Friday, October 06, 2006

Sweet Buttery Scents

Hi gang! just a quick post because I'm at Kinko's and that means it's a pint of blood every minute, so if I sat on too long, I might PASS OUT. I just wanted to send a postcard to say that time off is ultimately great, but also confusing as hell. The first day off, I had breakfast with a friend (hi Spalding!) and went home to "get work done," but felt promptly TOTALLY AIMLESS. It's been all I can do to get ANYTHING DONE. Then yesterday, I had a migraine and was OUT COLD all day, which means that I have to fit TWO DAYS into ONE today. My dad is arriving later tonight and I still need to buy an air mattress, go grocery shopping, and pick all underwear off the foor and various pieces of incriminating evidence. It'll be just my luck that one evening, we'll be sitting in the livingroom, and one of the cats will run in and play a soccer game with my packet of BIRTH CONTROL PILLS. It makes such a nice rattling sound, afterall! EGADS!!

ANYWAY, I started the day this morning by baking cookies and watching the rain fall and if that doesn't NAUSEATE the HECK OUT OF YOU, I don't know what will. It was nauseatingly wonderful. I think every chilly, rainy morning should ne started with filling your kitchen with sweet buttery scents.

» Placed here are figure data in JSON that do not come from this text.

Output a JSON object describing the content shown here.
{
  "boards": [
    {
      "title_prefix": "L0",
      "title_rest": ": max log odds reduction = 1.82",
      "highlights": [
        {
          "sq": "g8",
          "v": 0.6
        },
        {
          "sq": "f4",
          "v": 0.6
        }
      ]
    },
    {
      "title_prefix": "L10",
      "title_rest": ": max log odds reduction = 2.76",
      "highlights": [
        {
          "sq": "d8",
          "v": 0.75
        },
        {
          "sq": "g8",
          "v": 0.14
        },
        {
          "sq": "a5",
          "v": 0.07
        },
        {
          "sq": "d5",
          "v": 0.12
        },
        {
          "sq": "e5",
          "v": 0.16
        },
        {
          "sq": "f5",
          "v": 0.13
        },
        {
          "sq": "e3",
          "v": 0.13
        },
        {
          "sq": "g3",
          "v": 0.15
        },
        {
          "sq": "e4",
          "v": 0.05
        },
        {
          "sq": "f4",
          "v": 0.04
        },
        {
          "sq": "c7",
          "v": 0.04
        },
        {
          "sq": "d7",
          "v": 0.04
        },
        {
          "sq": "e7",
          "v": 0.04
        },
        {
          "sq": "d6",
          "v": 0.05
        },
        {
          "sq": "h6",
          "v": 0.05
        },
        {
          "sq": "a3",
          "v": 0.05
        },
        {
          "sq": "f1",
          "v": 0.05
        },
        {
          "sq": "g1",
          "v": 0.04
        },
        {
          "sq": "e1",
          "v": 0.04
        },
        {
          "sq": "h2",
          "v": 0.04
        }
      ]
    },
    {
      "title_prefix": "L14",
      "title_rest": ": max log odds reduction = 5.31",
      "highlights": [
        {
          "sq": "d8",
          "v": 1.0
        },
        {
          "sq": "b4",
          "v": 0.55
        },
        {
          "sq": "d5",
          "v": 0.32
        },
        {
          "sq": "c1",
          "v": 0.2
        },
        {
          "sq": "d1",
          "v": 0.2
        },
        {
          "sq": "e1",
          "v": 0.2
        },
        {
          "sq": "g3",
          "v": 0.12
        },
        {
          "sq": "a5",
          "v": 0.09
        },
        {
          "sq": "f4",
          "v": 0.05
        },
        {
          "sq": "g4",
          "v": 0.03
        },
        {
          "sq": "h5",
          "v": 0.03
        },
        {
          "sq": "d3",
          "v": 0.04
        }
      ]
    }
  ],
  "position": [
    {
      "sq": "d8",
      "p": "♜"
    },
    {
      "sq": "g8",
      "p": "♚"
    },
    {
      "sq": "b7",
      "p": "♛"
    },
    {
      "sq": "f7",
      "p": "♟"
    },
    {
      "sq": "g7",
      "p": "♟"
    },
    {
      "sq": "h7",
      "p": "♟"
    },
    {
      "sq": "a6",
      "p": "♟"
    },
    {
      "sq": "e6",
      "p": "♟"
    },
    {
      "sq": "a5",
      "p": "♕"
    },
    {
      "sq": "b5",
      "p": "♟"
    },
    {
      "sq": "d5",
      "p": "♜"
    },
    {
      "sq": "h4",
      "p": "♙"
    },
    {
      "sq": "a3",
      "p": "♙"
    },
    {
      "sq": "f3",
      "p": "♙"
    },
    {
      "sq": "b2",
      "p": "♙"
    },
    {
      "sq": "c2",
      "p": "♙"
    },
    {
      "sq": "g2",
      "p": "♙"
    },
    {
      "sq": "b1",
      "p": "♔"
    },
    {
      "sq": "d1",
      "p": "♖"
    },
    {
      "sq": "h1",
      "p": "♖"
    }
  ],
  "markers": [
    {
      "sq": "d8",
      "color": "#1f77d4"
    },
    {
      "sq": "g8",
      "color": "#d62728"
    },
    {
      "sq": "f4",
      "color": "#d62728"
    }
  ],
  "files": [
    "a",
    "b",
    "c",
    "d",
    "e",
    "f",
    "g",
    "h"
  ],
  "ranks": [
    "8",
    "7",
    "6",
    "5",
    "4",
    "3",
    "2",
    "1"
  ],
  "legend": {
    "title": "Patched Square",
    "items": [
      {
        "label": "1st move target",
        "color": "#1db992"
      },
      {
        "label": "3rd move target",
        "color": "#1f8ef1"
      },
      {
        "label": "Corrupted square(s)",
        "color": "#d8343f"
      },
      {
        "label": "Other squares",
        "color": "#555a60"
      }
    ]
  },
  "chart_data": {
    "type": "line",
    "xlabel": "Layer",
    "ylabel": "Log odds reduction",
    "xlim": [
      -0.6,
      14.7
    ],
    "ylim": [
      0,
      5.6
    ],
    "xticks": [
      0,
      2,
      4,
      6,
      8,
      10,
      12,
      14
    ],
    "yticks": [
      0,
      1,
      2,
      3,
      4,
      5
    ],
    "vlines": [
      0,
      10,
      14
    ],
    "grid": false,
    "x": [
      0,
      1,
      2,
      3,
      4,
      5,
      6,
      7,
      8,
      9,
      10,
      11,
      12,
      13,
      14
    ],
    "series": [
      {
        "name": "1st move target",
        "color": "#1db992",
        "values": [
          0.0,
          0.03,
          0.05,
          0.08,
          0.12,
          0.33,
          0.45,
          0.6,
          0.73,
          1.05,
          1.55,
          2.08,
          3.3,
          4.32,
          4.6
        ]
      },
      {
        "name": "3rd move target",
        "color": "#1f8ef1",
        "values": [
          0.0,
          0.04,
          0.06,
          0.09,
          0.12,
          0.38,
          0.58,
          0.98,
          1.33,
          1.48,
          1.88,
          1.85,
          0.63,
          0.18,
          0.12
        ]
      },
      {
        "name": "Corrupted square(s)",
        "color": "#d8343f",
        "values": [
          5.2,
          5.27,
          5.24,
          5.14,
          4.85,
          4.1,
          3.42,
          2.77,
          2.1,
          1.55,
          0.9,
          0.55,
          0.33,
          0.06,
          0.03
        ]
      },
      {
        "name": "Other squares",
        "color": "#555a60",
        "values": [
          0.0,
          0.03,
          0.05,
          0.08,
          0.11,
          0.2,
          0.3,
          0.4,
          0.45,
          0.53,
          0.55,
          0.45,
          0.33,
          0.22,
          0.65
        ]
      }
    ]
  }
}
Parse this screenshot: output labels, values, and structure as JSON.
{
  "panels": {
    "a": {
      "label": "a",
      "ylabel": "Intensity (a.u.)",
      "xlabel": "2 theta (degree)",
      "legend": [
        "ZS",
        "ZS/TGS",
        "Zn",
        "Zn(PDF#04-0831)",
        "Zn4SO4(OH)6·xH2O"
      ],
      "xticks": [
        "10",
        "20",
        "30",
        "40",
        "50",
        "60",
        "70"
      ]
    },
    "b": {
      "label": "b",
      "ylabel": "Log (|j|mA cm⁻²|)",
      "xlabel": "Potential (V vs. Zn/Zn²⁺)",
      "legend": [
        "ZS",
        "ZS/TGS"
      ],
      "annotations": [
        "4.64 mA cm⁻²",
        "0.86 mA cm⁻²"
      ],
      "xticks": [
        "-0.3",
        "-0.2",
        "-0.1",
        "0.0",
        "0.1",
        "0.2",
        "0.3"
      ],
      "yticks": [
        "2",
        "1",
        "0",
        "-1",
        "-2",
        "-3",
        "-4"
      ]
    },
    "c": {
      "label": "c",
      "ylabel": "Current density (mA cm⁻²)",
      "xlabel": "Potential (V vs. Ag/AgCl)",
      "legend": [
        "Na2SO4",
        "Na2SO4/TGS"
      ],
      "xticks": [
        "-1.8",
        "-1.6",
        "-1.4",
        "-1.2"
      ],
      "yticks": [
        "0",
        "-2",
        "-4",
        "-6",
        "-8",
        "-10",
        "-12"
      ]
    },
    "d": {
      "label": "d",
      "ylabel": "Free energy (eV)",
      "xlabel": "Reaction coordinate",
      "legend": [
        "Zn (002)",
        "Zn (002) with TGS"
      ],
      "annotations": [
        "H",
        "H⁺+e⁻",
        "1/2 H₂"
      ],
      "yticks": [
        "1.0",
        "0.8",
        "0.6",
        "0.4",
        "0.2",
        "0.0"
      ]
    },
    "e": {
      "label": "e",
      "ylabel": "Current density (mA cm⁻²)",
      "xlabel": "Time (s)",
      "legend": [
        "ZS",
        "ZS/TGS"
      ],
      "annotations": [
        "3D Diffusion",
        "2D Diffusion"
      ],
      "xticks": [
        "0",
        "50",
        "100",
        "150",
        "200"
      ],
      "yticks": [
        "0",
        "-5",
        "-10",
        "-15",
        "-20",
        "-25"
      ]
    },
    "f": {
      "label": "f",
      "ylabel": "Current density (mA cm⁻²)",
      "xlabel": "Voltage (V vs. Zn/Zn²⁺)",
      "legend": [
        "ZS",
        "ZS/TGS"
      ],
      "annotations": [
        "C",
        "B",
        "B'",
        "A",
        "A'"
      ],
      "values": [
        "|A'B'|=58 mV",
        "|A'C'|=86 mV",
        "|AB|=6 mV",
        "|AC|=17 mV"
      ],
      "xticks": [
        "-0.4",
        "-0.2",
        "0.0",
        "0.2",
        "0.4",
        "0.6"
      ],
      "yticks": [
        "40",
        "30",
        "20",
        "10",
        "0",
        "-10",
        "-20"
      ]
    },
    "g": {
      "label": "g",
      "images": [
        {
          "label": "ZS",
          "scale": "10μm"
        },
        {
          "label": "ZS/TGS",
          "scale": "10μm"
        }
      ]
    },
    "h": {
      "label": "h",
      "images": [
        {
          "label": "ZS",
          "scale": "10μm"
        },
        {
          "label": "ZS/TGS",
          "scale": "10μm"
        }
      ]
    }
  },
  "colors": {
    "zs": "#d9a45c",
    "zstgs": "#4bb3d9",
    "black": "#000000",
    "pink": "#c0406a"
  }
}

In other news, Just Like Heaven by the Cure just came on in the overhead music here at Kinko's and few songs put me in an INSTANT good mood, like this song suddenly appearing. I've said this before, but my friend Eddy plays THE BEST VERSION EVER on the mandolin, and I am so proud to say that he will be playing it at our wedding ceremony. I am hoping that the crowd of friends, cousins, grandparents, siblings, and parenst will be so siezed by this song that they will all join in and at the top of their lungs and cry out: You look, lost and lovely, you look just like a dream, just like a dream.